Note, that it is not checked, whether the sum over the background distribution or the sum over the weights rows is one. If a value in the background array is zero, all quotients (see above formula) are set to zero. If the quotient is less than zero, it is also set to zero.

This method works in-place, thus the weight matrix is overwritten.

Parameters:
weight - The matrix of probabilities to be recalculated to scores.
background - The background probabilities. If it is null weight is returned. Note, that in any communicator exist a predefined background distribution.
add - A small value added to every quotient befor log-calculation.
Returns:
The given weight matrix with recalculated content, or null if weight is null.
See Also:
ICommunicator.getGlobalBackground()

clone

public java.lang.Object clone()
Description copied from class: Motif

Clones the motif by creating the same motif again and copying all importent fields. The result is at least of class Motif. When cloning a MultiMotif the referred single motifs are not cloned.

The fields that are copied are: Name, Description, the Motif itself, errorNumberAllowedForMatch or Threshold, respectively, Weight and searchMode (altogether 6 fields by now). What is not copied are the fields of the MotifSearchAdapter.

Note, that any matrices are not cloned. Thus, if cloning a PSPMotif or a PSSMotif the cloned motif does contain a reference to the matrix of the old motif. This was done to preserve memory.

Overrides:
clone in class PSPMotif
Returns:
The Motif itself as a doubled copy.
See Also:
Object.clone()

rScoreProbability

private double rScoreProbability(double score,
                                 int index)

Recursion to be called by method scoreProbability. Any function calling this method must ensure, that tmpBackground , tmpRevLookaheadMax and tmpRevLookaheadMin are set properly. Normally, this method is called with a threshold, which must be exceeded and length of this motif minus one.

Parameters:
score - The score the motif must reach (from right to left).
index - Position where we are in the motif.
Returns:
The probability for this motif to exceed the given threshold.

scoreProbability

public double scoreProbability(double threshold,
                               double[] background)

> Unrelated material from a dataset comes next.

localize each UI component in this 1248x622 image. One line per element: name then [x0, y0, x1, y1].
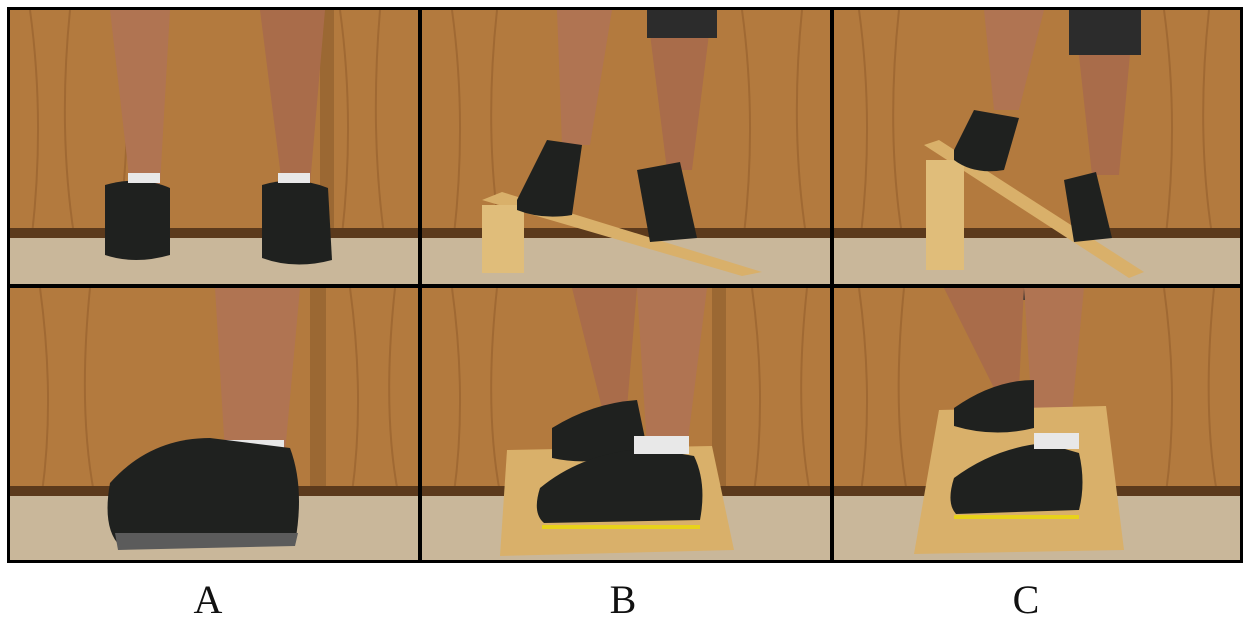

Calculates for a given threshold the probability that the motif reaches this threshold when it is searched on a sequence.

For all sequences that exceed the threshold the probabilities to occur (calculated from the given background character distribution) are added.

The dynamic programming recursion was introduced by Wu et al in 2000. It is extended by two lookahead abortion conditions, one for exceeding the actual score (look-ahead minimum), one for not reaching that score any more (look-ahead maximum).

Parameters:
threshold - The threshold to calculate with.
background - The character occurance frequencies.
Returns:
The probability for this motif to exceed the given threshold.